Sociedade

Abertura da Lagoa de Santo André ao Mar

A Agência Portuguesa do Ambiente (APA), através da sua Administração da Região Hidrográfica do Alentejo, promoveu no passado dia 12 de março, a abertura da Lagoa de Santo André ao mar, através do rompimento da duna que separa a albufeira da Lagoa do mar.

Esta intervenção é realizada anualmente, em estreita coordenação com o Instituto da Conservação da Natureza e das Florestas (ICNF) – Reserva Natural das Lagoas de Santo André e da Sancha, face ao interesse comum na manutenção
da qualidade da água e espécies piscícolas desta Lagoa, contando igualmente com a importante colaboração da Autoridade Marítima Nacional, através da Capitania do Porto de Sines.

Esta operação foi concluída cerca das 17h00 da passada sexta-feira, 12 de março, considerados que foram os fatores
físicos atuantes, designadamente a condicionante do estado do mar.

Com esta ação agora desenvolvida, visou-se a renovação da água contida na albufeira da Lagoa, melhorando a
qualidade dos ecossistemas, através da abertura de um canal profundo perpendicular ao mar, com recurso a meios
mecânicos, escavado abaixo da cota de fundo do corpo lagunar, para que o esvaziamento seja eficiente, promovendo-se o arrastamento dos sedimentos lodosos do fundo.

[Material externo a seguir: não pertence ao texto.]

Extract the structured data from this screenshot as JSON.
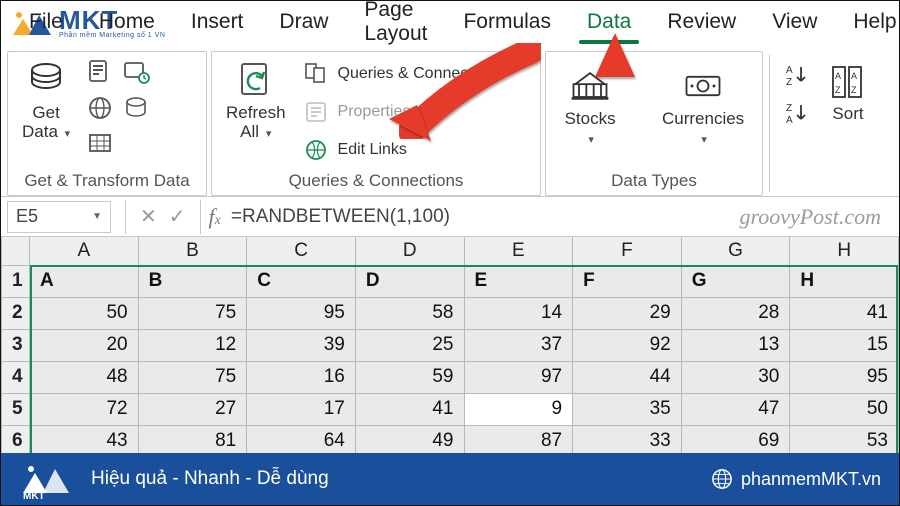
{
  "tabs": [
    "File",
    "Home",
    "Insert",
    "Draw",
    "Page Layout",
    "Formulas",
    "Data",
    "Review",
    "View",
    "Help"
  ],
  "active_tab_index": 6,
  "ribbon": {
    "group1_label": "Get & Transform Data",
    "get_data": "Get\nData",
    "refresh_all": "Refresh\nAll",
    "qc_group_label": "Queries & Connections",
    "qc_btn": "Queries & Connections",
    "properties": "Properties",
    "edit_links": "Edit Links",
    "stocks": "Stocks",
    "currencies": "Currencies",
    "data_types_label": "Data Types",
    "sort": "Sort"
  },
  "formula_bar": {
    "name_box": "E5",
    "formula": "=RANDBETWEEN(1,100)",
    "watermark": "groovyPost.com"
  },
  "columns": [
    "A",
    "B",
    "C",
    "D",
    "E",
    "F",
    "G",
    "H"
  ],
  "header_row": [
    "A",
    "B",
    "C",
    "D",
    "E",
    "F",
    "G",
    "H"
  ],
  "rows": [
    [
      50,
      75,
      95,
      58,
      14,
      29,
      28,
      41
    ],
    [
      20,
      12,
      39,
      25,
      37,
      92,
      13,
      15
    ],
    [
      48,
      75,
      16,
      59,
      97,
      44,
      30,
      95
    ],
    [
      72,
      27,
      17,
      41,
      9,
      35,
      47,
      50
    ],
    [
      43,
      81,
      64,
      49,
      87,
      33,
      69,
      53
    ]
  ],
  "active_cell": {
    "row_index": 3,
    "col_index": 4
  },
  "footer": {
    "slogan": "Hiệu quả - Nhanh  - Dễ dùng",
    "site": "phanmemMKT.vn"
  },
  "brand": {
    "name": "MKT",
    "sub": "Phần mềm Marketing số 1 VN"
  }
}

Em virtude da atual crise de Saúde Pública, foram aplicadas as normas estabelecidas pela Direção-Geral da Saúde, no sentido de evitar aglomerações de pessoas, pelo que o acesso ao local da intervenção foi bastante limitado e
restringiu-se exclusivamente aos operacionais relacionados com a mesma operação, entidades representativas dos
organismos intervenientes, órgão de informação e um pequeno grupo de pescadores que todos os anos se faz
representar no ato.

A operação agora levada a efeito foi tecnicamente bem-sucedida, no que concerne à ligação Lagoa / mar, mas
levanta-nos algumas questões quanto aos objetivos que se pretendem atingir principalmente ao nível dos ecossistemas.

Como habitualmente, esta adjudicação não contempla a limpeza das margens que com o abaixamento do nível freático põe a descoberto um volume anormal de resíduos cuja manutenção física no local são um risco não só a saúde pública como para os ecossistemas cuja defesa é visada com esta ação agora desenvolvida.

Uma breve caminhada pelas margens da Lagoa, evidencia toda uma falta de consciência por parte dos seus utilizadores e autoridades que nela superintendem, abundando os plásticos, canas e redes abandonadas, estas funcionando como armadilhas letais para as aves que utilizam a zona nas suas migrações sazonais. Outro dos problemas existentes prendem-se com a exploração pecuária desenvolvida nas margens da Lagoa.

Se é certo que estes fatores não são de agora, em nossa opinião, seria agora, uma boa oportunidade para começar a resolver e a melhorar essas anomalias.

Quanto à estrutura de acessos pedonais existentes no Parque Natural com especial incidência no perímetro lagunar, os painéis informativos e sinalética, supomos que terão de ser a curto prazo substancialmente melhorados e atualizados, para bem dos utilizadores e defesa dos ecossistemas, conseguindo-se assim uma rentabilização dos recursos naturais existentes.